Kim Kyung-yul, an emergency committee member of the ruling People Power Party, however, said Monday that it was regrettable that Kim’s engagement had resumed “without the revival of either the first lady’s office or the internal inspection team to look into the family affairs of the president,” indicating that the first lady’s affairs should be handled with transparency.
Committee member Kim earlier this month declared he would not run in the general election in April. He was formerly a liberal accountant who defected to the conservative party. His nomination by the party to vie for a seat in Mapo-gu’s Eul constituency in Seoul, created an internal rift between the presidential office and the ruling party, as he urged the presidential office to open up over Yoon’s stance concerning the first lady’s recent scandal.
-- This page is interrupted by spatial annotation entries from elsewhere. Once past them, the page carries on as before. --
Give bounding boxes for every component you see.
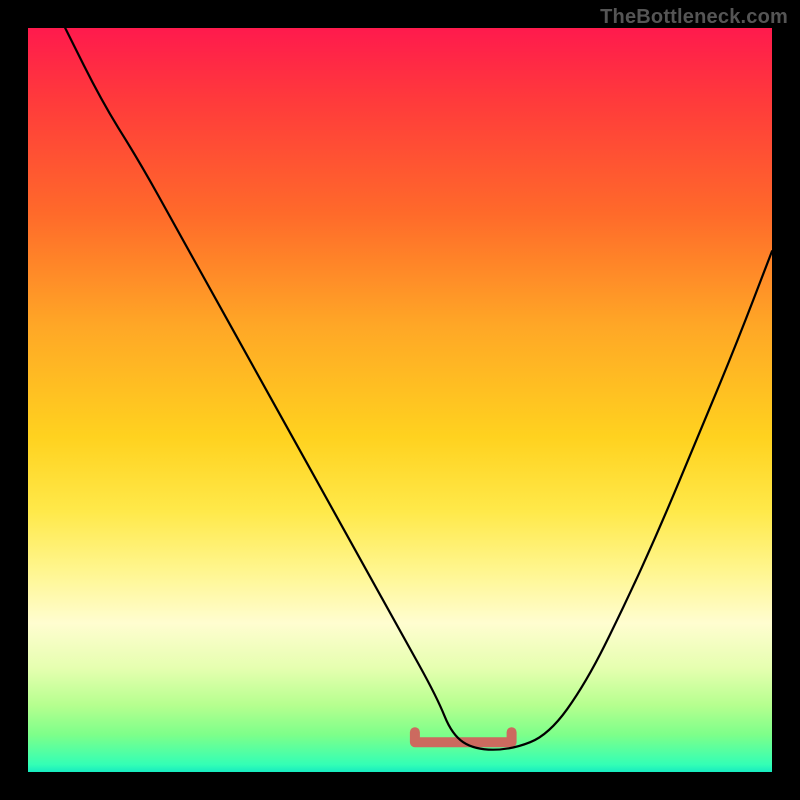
bottleneck-curve	[65, 28, 772, 750]
chart-frame: TheBottleneck.com	[0, 0, 800, 800]
curve-svg	[28, 28, 772, 772]
plot-area	[28, 28, 772, 772]
watermark-text: TheBottleneck.com	[600, 6, 788, 29]
optimal-region-marker	[415, 732, 512, 742]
The first lady was last seen in public as she returned from Yoon’s state visit to the Netherlands in mid-December. Since then, Kim has been mired in the “Dior bag scandal,” which erupted after Kim was caught on hidden camera receiving a luxury pouch as a gift from a Korean American pastor in her private apartment in Seocho-gu, Seoul, which could be in violation of anti-graft rules.
In a televised interview on Feb. 7, Yoon called the scandal “a scheme deliberately arranged” to affect voter sentiment ahead of the general election, and defended his wife for having found it hard to “look coldly upon the visitor.”
But the president appears to be still politically reeling from the fallout of the scandal.
Lee Jun-seok, chair of the New Reform Party and the now-estranged former People Power Party chair, said during a conference with senior journalists here on Monday that Yoon’s “political assets will be greatly undermined” if the scandal is not viewed sternly by Yoon and his lieutenant, People Power Party interim leader Han Dong-hoon. Lee, however, added that a hidden camera being used to film the gift-giving could not be deemed justifiable.
Yoon’s office on Wednesday revealed that the president had sought to visit Germany and Denmark this week, but had been forced to postpone the visit after “taking various factors into account.” Should the plan have proceeded as planned, and should Kim have continued to keep herself out of the public eye, the visit would have been Yoon’s first without Kim publicly accompanying him.